Le directeur de l'AIEA veut que la vérification du programme nucléaire iranien fasse partie de l'accord de paix
JAKARTA - Le chef de l’agence de surveillance nucléaire des Nations unies a déclaré mercredi que des mesures « très détaillées » pour vérifier les activités nucléaires iraniennes devaient être incluses dans un éventuel accord entre les États-Unis et l’Iran pour mettre fin à leur guerre au Moyen-Orient.
Le directeur général de l’Agence internationale de l’énergie atomique (AIEA) Rafael Grossi a souligné la nécessité d’un régime de vérification approfondie du programme nucléaire iranien, tandis que le président américain Donald Trump a déclaré mardi que la deuxième série de pourparlers avec l’Iran pourrait avoir lieu dans les deux jours.
« L’Iran a un programme nucléaire très ambitieux et vaste, donc tout cela nécessitera la présence d’inspecteurs de l’AIEA », a dit Grossi à des journalistes à Séoul, rapporte Al Arabiya de The Associated Press (16/4).
« Sinon, vous n’aurez pas d’accord. Vous n’aurez que l’illusion d’un accord », a-t-il ajouté.
Le gouvernement Trump a déclaré que l'objectif principal de la guerre était d'empêcher l'Iran d'acquérir des armes nucléaires. L'Iran a auparavant déclaré qu'il ne développait pas de telles armes, mais a refusé les restrictions sur son programme nucléaire.

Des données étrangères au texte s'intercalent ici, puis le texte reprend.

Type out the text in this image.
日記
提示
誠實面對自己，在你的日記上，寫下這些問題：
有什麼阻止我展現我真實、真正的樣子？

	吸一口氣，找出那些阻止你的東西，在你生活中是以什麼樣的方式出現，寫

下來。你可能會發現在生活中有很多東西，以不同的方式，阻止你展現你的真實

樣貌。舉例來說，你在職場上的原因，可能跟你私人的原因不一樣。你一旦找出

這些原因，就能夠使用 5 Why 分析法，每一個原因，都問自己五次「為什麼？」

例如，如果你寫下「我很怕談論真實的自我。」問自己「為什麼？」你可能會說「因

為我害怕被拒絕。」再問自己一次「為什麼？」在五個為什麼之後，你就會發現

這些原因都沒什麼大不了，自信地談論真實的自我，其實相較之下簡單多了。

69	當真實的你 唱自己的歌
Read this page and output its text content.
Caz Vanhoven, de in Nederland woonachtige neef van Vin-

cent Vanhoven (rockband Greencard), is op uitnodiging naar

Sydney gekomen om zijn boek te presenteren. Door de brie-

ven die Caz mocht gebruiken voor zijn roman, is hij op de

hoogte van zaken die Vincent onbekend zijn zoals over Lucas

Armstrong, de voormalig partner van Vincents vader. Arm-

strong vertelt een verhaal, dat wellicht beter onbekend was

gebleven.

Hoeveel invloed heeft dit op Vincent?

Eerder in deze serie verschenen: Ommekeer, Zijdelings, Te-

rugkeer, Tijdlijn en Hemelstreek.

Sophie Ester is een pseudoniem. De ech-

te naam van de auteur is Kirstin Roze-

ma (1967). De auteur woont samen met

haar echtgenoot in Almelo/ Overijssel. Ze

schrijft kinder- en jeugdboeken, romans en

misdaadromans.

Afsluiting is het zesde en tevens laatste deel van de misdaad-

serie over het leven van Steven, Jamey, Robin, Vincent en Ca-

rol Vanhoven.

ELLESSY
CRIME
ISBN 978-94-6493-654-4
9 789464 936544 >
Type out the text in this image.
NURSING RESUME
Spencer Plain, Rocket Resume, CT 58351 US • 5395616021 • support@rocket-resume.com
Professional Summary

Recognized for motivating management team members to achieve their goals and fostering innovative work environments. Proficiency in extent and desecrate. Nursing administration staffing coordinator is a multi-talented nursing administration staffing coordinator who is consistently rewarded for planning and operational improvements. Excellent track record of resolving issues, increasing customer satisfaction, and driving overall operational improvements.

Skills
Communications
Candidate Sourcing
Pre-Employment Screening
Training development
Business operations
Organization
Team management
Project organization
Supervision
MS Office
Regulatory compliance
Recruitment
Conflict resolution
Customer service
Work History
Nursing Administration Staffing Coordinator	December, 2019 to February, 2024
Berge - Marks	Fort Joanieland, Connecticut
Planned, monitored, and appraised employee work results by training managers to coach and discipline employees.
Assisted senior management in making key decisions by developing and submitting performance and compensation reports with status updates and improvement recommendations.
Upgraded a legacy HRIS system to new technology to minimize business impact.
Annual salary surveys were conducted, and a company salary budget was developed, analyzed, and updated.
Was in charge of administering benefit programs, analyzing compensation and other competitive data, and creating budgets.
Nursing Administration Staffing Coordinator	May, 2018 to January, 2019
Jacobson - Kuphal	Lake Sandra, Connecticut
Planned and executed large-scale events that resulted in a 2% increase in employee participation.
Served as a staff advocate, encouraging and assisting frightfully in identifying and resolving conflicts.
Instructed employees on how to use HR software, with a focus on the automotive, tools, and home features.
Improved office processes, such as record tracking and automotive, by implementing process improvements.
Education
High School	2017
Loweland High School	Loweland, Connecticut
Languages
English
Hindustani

Les premiers rounds de discussions entre les deux pays fin de semaine dernier au Pakistan n’ont pas abouti à un accord. La Maison-Blanche a déclaré que les ambitions nucléaires iraniennes étaient un point important qui faisait obstacle.
Cependant, un diplomate iranien qui a parlé sous le sceau de l'anonymat en raison de la sensibilité des discussions fermées a nié que les négociations aient échoué en raison des ambitions nucléaires de l'Iran.
Grossi a déclaré que tout accord sur la technologie nucléaire « exige des mécanismes de vérification très détaillés ».
L’Iran n’a pas permis à l’AIEA d’accéder à ses installations nucléaires bombardées par Israël et les États-Unis pendant la guerre de 12 jours en juin, selon un rapport secret de l’AIEA distribué aux États membres et vu par l’Associated Press en février.
Le rapport souligne qu'ils « ne peuvent pas vérifier si l'Iran a suspendu toutes les activités liées à l'enrichissement », ni « la mesure des stocks d'uranium iranien dans les installations nucléaires concernées ».
L'Iran insiste depuis longtemps sur le caractère pacifique de son programme nucléaire. Cependant, l'AIEA et les pays occidentaux disent que Téhéran avait un programme d'armement nucléaire organisé jusqu'en 2003.
L'AIEA a déclaré qu'Iran avait des stocks de 440,9 kilogrammes (972 livres) d'uranium enrichi à 60% de pureté, une étape technique peu éloignée du niveau de pureté de 90% des armes nucléaires.
Ces stocks pourraient permettre à l'Iran de construire jusqu'à 10 bombes nucléaires, s'il décidait d'armer son programme, a déclaré Grossi précédemment.
Les matières nucléaires fortement enrichies doivent normalement être vérifiées chaque mois, selon les directives de l'AIEA.